Man Hongwei (滿宏衛), director of the China National Tourism Administration’s Department of Affairs on Tourism of Hong Kong, Macao and Taiwan, who doubles as secretary-general of China’s quasi-official Cross-Strait Tourism Association (CSTA), reached Taipei around noon with four other officials.
After meeting with CSTA officials posted in Taiwan, Man said he planned to visit the accident site on the Suhua Highway where a bus carrying 19 tourists from China’s Guangdong Province is thought to have plunged from the road into the Pacific Ocean during stormy weather.

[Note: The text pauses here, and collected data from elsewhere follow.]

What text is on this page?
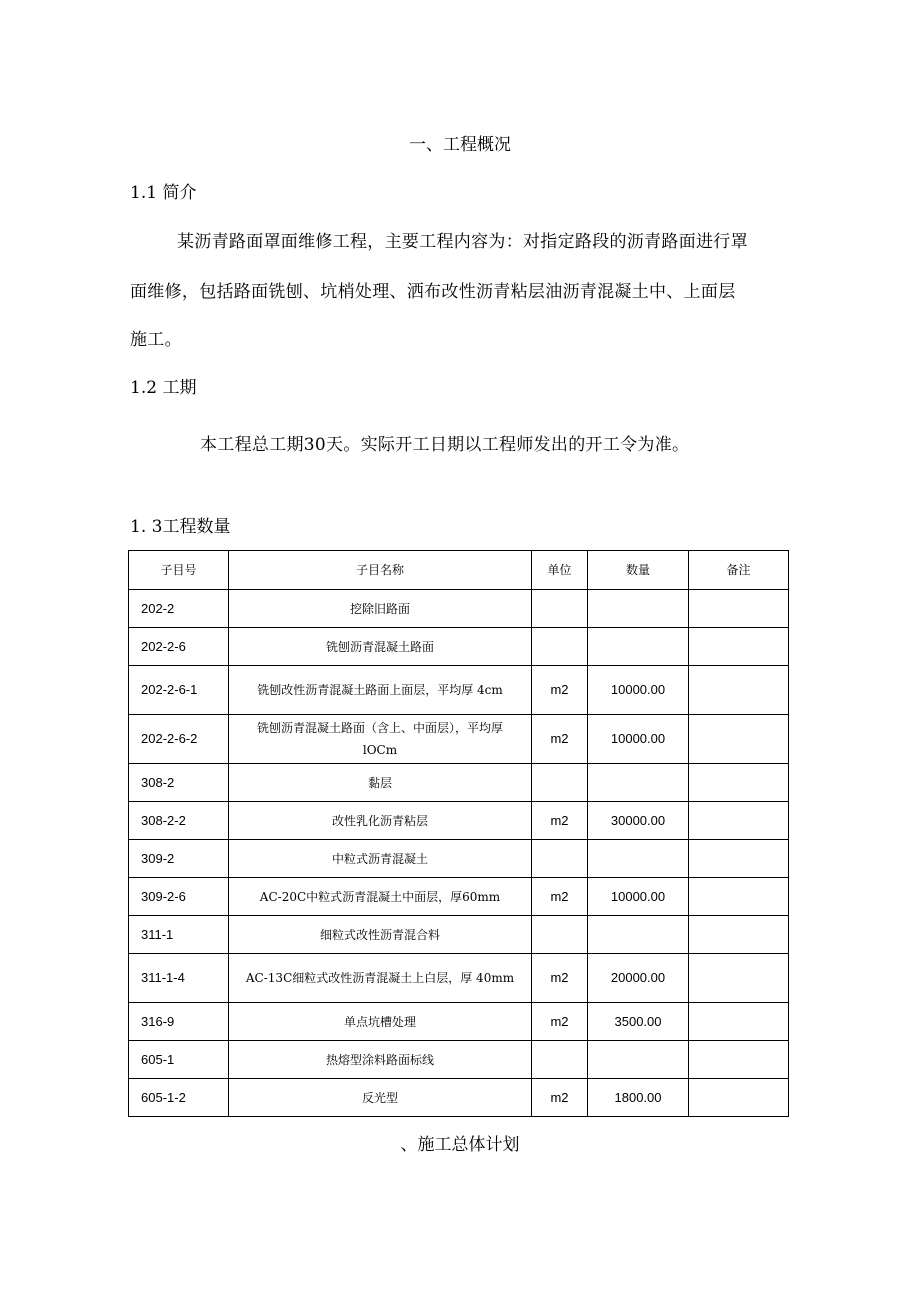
一、工程概况
1.1 简介
某沥青路面罩面维修工程，主要工程内容为：对指定路段的沥青路面进行罩
面维修，包括路面铣刨、坑梢处理、洒布改性沥青粘层油沥青混凝土中、上面层
施工。
1.2 工期
本工程总工期30天。实际开工日期以工程师发出的开工令为准。
1. 3工程数量
子目号	子目名称	单位	数量	备注
202-2	挖除旧路面			
202-2-6	铣刨沥青混凝土路面			
202-2-6-1	铣刨改性沥青混凝土路面上面层，平均厚 4cm	m2	10000.00	
202-2-6-2	铣刨沥青混凝土路面（含上、中面层），平均厚 lOCm	m2	10000.00	
308-2	黏层			
308-2-2	改性乳化沥青粘层	m2	30000.00	
309-2	中粒式沥青混凝土			
309-2-6	AC-20C中粒式沥青混凝土中面层，厚60mm	m2	10000.00	
311-1	细粒式改性沥青混合料			
311-1-4	AC-13C细粒式改性沥青混凝土上白层，厚 40mm	m2	20000.00	
316-9	单点坑槽处理	m2	3500.00	
605-1	热熔型涂料路面标线			
605-1-2	反光型	m2	1800.00	
、施工总体计划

All people on the bus, including a Taiwanese tour guide and driver, were still missing yesterday.
PHOTO: CNA
Zhang Shenglin (張勝林), deputy secretary-general of Beijing’s quasi-official Association for -Relations Across the Taiwan Strait, also arrived in Taiwan yesterday.
Meanwhile, 36 relatives of the 19 missing tourists visited the cliff edge at the east coast highway’s 112.8km marker yesterday to get as close as possible to the spot where the ill-fated bus went missing.
The family members requested that they be allowed to see the victims, dead or alive, and asked that all personal belongings found by the search team be taken back to China.
If needed, the family members will be accorded “one-on-one” assistance, said Yao Ta-kuang (姚大光), chairman of the Travel Agent Association of the Republic of China, adding that eight of the 19 missing tourists are officials of the Gongbei Land Taxation Bureau in Zhuhai.
Aside from the 21 people, three other Taiwanese travelers also remain unaccounted for.
Minister of the Interior Jiang Yi-huah (江宜樺) said manual excavation began yesterday at the 114.5km marker of the highway, where metal detectors indicated metallic debris under the rubble in nine different locations.
The Taiwanese military has dispatched helicopters, patrol boats and Marine Corps divers to comb the areas near the landslides from all directions. To further the search, the Central Emergency Operation Center said it had asked the navy to evaluate the feasibility of mobilizing a mine sweeper to scope out the waters below the 114.5km marker of the devastated highway.
Rescuers were considering using a boat to deliver excavators to the location because the area is not safe for helicopter landing.
At the 116km marker, metal detectors were also to be used to check for possible traces of buried vehicles, Jiang said.